Последнее архивариус уже даже не сказала. Почти подумала.
"Мощно, – подумал я. – Там даже у Тани вряд ли есть связи".
– Понятно, – сказал я уже на нормальной громкости. – А если человек родился до революции, а документов, опять же, нет?
– О, тут масса вариантов, – гораздо более уверенно ответила она. – Эмиграция, например. Или что похуже.
– А как бы вы искали?
– Если нет бумаг, только по месту последнего жительства. На кладбища сходить, со старожилами поговорить. Вспомнят лучше любых документов.
– Спасибо, вы мне очень помогли, – совершенно искренне поблагодарил я.
– Да не за что, – улыбнулась архивариус. – Заходите.
Нанеся визит вежливости к Дюймовке и рассыпавшись в благодарностях, я с чистой совестью вышел на улицу.

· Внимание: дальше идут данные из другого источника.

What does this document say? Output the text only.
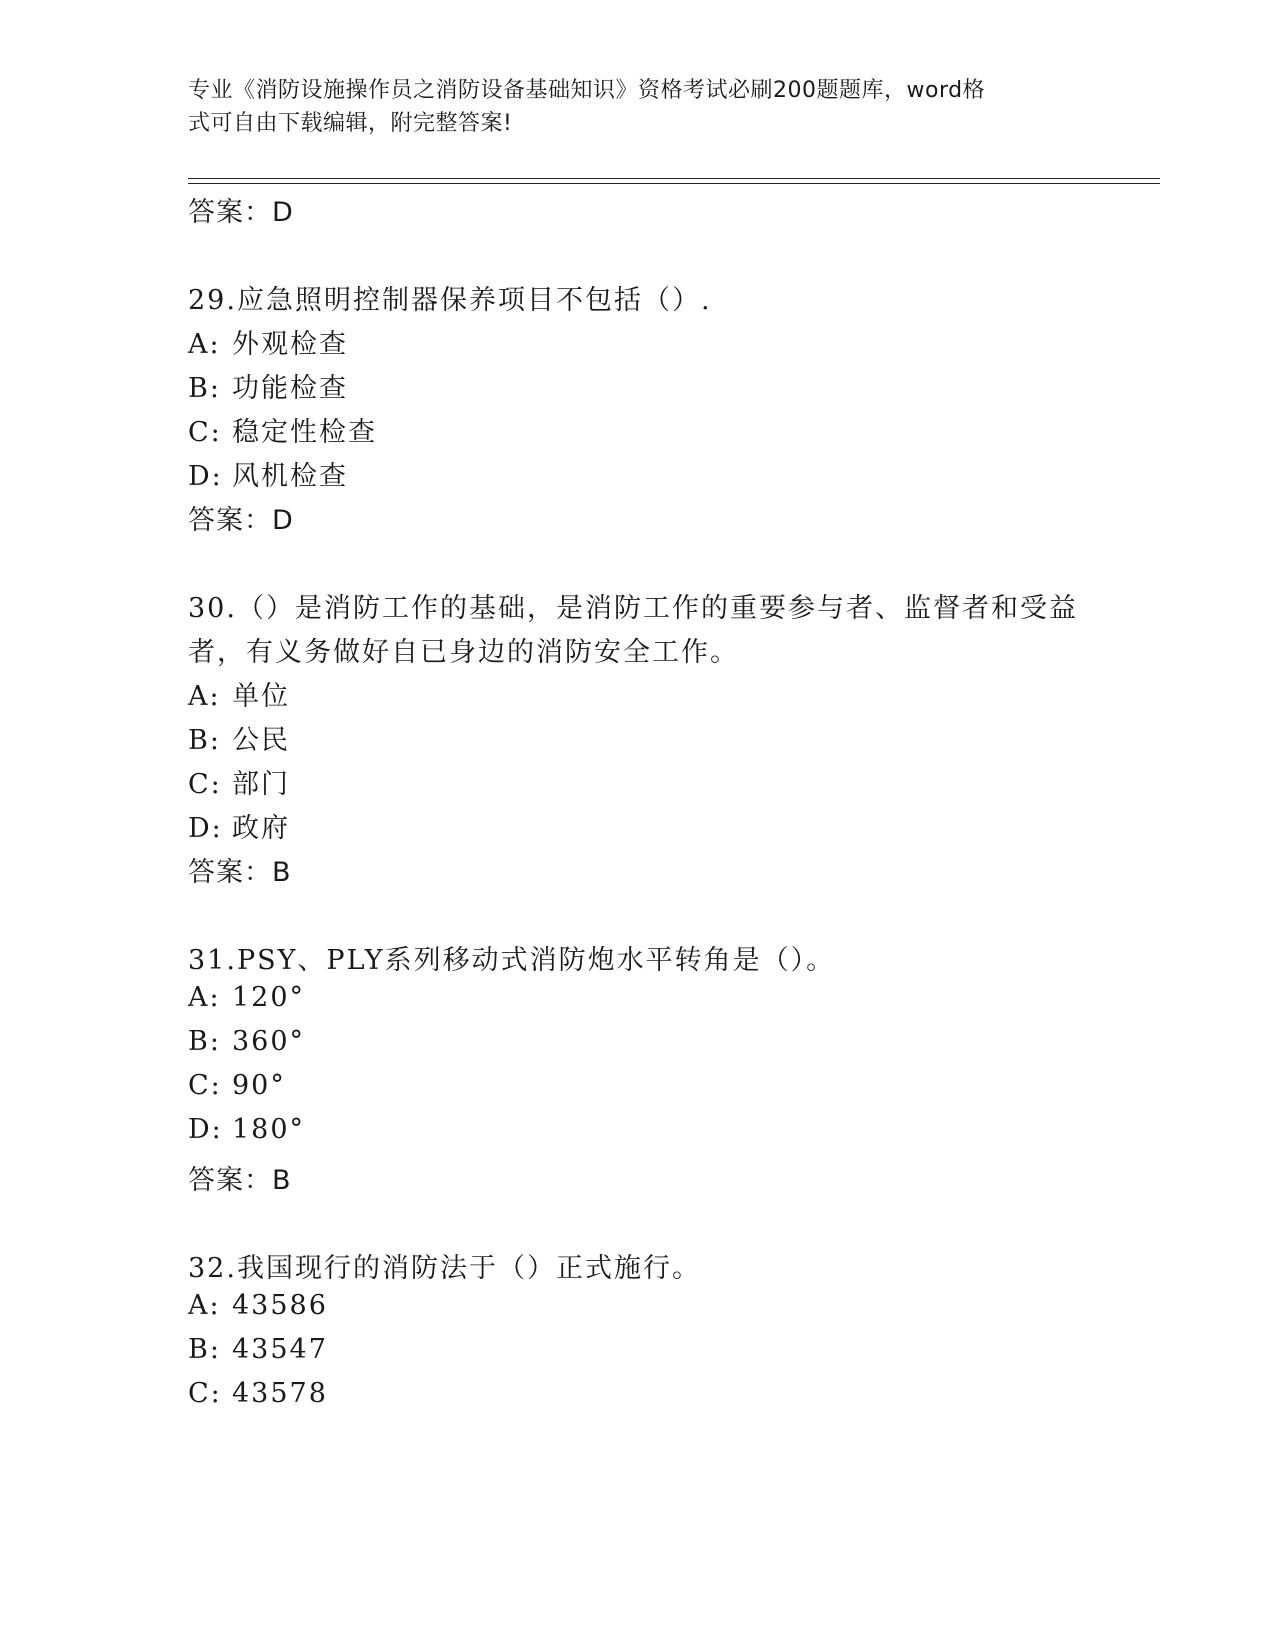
专业《消防设施操作员之消防设备基础知识》资格考试必刷200题题库，word格
式可自由下载编辑，附完整答案!
答案：D
29.应急照明控制器保养项目不包括（）.
A: 外观检查
B: 功能检查
C: 稳定性检查
D: 风机检查
答案：D
30.（）是消防工作的基础，是消防工作的重要参与者、监督者和受益
者，有义务做好自已身边的消防安全工作。
A: 单位
B: 公民
C: 部门
D: 政府
答案：B
31.PSY、PLY系列移动式消防炮水平转角是（）。
A: 120°
B: 360°
C: 90°
D: 180°
答案：B
32.我国现行的消防法于（）正式施行。
A: 43586
B: 43547
C: 43578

Нужно было делать то, чего я так хотел избежать. Ехать в село Разумное. Да что ж так не везет-то, а? Ненавижу все эти разговоры с «ровесниками века». Это дело краеведов. Да и поиск подобный – пальцем в небо. Повезет-не повезет. Эх, доля моя тяжкая.
Я, честно говоря серьезно, расстроился. Очень уж я рассчитывал, что сегодня все закончится. Но, как говорится, хочешь рассмешить Бога – расскажи ему о своих планах.

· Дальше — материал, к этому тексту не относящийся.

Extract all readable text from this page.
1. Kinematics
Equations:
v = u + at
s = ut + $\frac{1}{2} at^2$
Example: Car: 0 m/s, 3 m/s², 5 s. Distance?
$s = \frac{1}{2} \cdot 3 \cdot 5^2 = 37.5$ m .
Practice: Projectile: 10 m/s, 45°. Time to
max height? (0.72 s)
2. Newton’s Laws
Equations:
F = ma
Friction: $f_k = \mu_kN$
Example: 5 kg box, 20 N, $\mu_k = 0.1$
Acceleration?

На все про все у меня остается, собственно, четырые-пять дней. Начиная с завтрашнего. Это очень, очень, очень мало. Ладно, нужно собраться и делать дело.

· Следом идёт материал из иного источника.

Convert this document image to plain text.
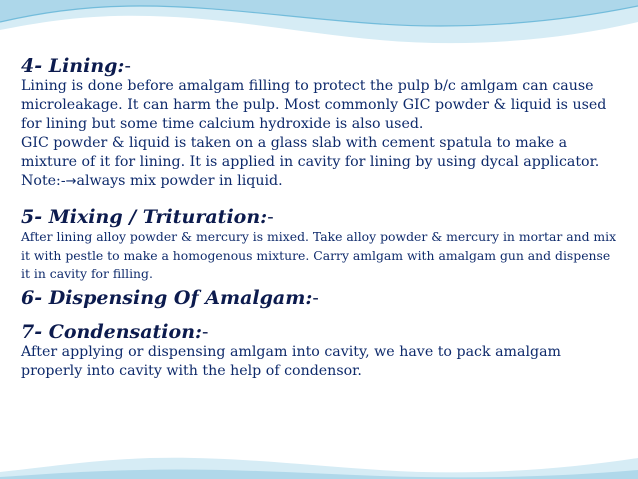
4- Lining:-

Lining is done before amalgam filling to protect the pulp b/c amlgam can cause microleakage. It can harm the pulp. Most commonly GIC powder & liquid is used for lining but some time calcium hydroxide is also used.

GIC powder & liquid is taken on a glass slab with cement spatula to make a mixture of it for lining. It is applied in cavity for lining by using dycal applicator.

Note:-→always mix powder in liquid.

5- Mixing / Trituration:-

After lining alloy powder & mercury is mixed. Take alloy powder & mercury in mortar and mix it with pestle to make a homogenous mixture. Carry amlgam with amalgam gun and dispense it in cavity for filling.

6- Dispensing Of Amalgam:-

7- Condensation:-

After applying or dispensing amlgam into cavity, we have to pack amalgam properly into cavity with the help of condensor.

Забежал в гостиницу, сдал номер, и потопал на автобусную станцию. С Таней прощаться не хотелось, но, пересилив себя, позвонил. Поблагодарил за помощь. Она вежливо поинтересовалась успехами. Я коротко рассказал.
– Спасибо тебе еще раз. Пока, – сказал я в завершении.
– Пока. Звони, если что. И… заходи. Если свободен будешь.
Голос ее дрогнул или мне показалось?
Так завершилась моя первая любовь. Теперь, думаю, окончательно.
А на автобусной остановке я встретил Прошу-тракториста. А кого же, по законам жанра, я мог встретить еще?
ГЛАВА ДЕВЯТНАДЦАТАЯ
Опаленные крылья Икара
– Здорово, – по-обычному отрывисто сказал Прохор. – Как сам?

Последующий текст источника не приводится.